Ciência

Estudo identifica a evidência mais antiga de movimento entre placas tectônicas na Austrália Ocidental

29 de Abril de 2026 às 15:13

Estudo de pesquisadores de Harvard, publicado na revista Science, identificou movimento de placas tectônicas em rochas de 3,5 bilhões de anos na Austrália. A análise de sinais paleomagnéticos revelou que a formação de East Pilbara alterou sua latitude e rotacionou mais de 90°. Os dados indicam deslocamentos de 6 centímetros por ano na litosfera primitiva

Um estudo publicado na revista *Science* em 19 de março de 2026 apresentou a evidência direta mais antiga de movimento relativo entre placas tectônicas. A pesquisa, conduzida por Alec Brenner e Roger Fu, da Universidade Harvard, analisou rochas do Cráton de Pilbara, na Austrália Ocidental, região que abriga algumas das formações geológicas mais antigas e preservadas do planeta.

A investigação utilizou sinais paleomagnéticos em minerais de aproximadamente 3,5 bilhões de anos, que funcionam como registros do campo magnético terrestre da época de sua formação. Por meio desses dados, os pesquisadores reconstruíram o deslocamento de parte da crosta terrestre, observando que a formação de East Pilbara alterou sua latitude de 53° para 77° e realizou uma rotação superior a 90° no sentido horário.
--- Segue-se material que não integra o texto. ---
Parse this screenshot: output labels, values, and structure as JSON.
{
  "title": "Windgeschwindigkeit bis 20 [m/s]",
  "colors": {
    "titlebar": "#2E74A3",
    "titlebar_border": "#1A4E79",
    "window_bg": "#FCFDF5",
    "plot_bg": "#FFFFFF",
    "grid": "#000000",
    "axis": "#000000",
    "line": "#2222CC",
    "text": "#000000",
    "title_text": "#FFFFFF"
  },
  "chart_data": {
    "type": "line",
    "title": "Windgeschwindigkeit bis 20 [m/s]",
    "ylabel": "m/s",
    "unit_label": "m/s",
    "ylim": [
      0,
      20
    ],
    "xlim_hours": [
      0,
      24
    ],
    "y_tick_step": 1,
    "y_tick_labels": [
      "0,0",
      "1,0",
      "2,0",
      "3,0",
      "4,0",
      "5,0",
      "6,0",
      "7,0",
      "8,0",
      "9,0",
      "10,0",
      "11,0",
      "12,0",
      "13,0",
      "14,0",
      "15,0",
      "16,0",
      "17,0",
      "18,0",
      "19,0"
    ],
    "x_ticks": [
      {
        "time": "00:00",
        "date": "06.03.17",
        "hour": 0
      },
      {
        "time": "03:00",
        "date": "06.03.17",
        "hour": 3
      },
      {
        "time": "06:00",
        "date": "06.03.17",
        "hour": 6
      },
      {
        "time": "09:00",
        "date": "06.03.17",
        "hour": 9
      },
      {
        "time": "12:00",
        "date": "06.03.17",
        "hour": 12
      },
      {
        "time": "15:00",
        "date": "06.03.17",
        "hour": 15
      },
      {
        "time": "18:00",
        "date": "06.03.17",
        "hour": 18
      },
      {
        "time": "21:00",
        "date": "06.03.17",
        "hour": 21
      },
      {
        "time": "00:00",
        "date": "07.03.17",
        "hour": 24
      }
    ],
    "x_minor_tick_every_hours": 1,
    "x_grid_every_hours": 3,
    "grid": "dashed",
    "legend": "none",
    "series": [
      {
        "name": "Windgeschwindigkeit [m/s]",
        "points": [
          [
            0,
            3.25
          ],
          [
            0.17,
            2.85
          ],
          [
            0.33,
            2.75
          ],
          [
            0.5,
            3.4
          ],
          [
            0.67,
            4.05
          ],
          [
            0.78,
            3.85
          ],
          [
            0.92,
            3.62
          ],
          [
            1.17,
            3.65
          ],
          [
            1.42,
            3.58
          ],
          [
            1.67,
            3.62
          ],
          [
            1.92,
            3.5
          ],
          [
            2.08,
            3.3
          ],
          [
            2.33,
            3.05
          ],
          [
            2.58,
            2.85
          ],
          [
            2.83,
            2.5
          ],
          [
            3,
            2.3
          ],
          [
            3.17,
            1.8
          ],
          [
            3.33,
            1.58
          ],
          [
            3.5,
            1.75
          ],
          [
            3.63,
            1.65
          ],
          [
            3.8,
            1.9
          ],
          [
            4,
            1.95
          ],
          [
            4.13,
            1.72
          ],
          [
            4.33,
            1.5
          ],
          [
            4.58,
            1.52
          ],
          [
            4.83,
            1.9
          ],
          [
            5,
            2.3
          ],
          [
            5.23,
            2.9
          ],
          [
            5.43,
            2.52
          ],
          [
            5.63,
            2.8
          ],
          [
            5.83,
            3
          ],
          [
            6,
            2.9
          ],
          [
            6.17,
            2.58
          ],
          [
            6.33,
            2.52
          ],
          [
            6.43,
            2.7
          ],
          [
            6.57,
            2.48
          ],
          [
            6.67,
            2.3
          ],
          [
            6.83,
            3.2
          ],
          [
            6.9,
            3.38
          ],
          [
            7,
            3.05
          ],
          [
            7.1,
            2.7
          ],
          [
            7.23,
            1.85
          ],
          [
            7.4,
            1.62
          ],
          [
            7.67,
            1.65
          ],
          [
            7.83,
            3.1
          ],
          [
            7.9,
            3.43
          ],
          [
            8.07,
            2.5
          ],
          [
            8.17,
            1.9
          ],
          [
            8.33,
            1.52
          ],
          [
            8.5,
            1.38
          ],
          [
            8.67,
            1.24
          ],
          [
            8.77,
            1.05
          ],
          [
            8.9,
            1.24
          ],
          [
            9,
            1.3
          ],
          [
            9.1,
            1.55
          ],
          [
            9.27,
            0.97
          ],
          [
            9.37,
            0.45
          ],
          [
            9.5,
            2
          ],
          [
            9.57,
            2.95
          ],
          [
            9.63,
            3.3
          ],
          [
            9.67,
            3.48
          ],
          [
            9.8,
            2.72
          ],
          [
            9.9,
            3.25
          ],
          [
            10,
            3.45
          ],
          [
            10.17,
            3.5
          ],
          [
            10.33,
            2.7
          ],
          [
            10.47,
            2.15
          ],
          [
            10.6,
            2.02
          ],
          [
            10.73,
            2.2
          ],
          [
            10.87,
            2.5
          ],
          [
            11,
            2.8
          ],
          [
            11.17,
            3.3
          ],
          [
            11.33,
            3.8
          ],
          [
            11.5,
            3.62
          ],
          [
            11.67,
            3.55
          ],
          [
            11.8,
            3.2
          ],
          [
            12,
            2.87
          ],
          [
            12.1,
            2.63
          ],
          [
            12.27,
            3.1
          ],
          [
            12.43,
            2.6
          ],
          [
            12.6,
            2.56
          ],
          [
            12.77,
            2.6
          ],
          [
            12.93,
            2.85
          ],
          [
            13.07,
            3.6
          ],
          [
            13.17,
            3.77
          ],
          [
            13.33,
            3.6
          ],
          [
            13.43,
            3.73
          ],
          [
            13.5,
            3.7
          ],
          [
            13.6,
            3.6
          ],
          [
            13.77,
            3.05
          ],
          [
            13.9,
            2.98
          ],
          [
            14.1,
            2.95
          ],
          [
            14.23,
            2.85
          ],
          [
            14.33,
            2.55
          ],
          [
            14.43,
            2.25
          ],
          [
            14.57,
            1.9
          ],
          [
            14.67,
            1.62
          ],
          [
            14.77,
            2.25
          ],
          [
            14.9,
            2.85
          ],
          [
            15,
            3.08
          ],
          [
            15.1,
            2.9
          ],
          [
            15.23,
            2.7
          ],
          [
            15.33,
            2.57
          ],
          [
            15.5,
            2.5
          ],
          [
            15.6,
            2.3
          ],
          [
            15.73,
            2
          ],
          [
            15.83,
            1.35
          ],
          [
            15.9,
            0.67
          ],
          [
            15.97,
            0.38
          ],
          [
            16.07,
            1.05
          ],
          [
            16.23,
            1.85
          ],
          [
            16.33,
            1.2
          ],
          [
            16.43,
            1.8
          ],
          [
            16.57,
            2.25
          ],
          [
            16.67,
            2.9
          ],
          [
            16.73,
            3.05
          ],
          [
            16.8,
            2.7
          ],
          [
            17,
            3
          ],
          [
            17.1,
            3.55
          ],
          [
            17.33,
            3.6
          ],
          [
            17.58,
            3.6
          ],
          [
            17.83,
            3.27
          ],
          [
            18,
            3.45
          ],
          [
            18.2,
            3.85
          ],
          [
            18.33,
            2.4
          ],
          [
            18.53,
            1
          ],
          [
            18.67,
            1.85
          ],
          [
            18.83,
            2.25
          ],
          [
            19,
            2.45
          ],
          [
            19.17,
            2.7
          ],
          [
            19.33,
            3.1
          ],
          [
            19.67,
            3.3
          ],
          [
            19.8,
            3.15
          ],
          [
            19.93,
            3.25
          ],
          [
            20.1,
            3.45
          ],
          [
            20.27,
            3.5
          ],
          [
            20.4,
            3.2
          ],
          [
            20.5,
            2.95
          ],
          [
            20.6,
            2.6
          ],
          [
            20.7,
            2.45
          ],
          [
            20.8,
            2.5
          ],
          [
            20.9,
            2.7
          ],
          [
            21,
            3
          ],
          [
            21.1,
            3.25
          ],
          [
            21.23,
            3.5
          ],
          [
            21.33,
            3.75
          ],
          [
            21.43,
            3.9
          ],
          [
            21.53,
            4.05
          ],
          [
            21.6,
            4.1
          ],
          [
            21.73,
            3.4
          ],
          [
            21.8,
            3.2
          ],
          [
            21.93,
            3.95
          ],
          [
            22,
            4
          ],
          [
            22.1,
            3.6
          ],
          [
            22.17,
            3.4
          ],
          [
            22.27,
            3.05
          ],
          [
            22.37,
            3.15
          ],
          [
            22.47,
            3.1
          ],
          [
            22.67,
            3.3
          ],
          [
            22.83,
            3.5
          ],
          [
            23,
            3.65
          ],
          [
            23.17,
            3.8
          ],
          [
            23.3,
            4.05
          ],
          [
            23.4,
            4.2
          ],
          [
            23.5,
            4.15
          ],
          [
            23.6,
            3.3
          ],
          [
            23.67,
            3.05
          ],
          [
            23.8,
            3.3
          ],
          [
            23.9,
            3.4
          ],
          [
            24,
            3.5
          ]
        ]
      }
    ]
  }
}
Os resultados indicam que a litosfera jovem já era segmentada em blocos com capacidade de locomoção, com velocidades estimadas em 6 centímetros por ano — marca similar à observada nas placas tectônicas atuais. Esse achado refuta a teoria de que a crosta primitiva seria totalmente rígida e sugere que a dinâmica interna da Terra se organizou muito antes do que era possível comprovar anteriormente.

Embora o estudo não afirme que o sistema de placas tectônicas moderno já estivesse plenamente estabelecido, ele demonstra que processos semelhantes já operavam em um planeta com temperaturas internas mais elevadas e maior fluxo de calor. A descoberta é relevante para a ciência da Terra, onde o debate sobre o início da tectônica de placas varia entre estimativas de menos de 1 bilhão a mais de 4 bilhões de anos, devido à raridade de evidências diretas causada pela reciclagem constante da crosta.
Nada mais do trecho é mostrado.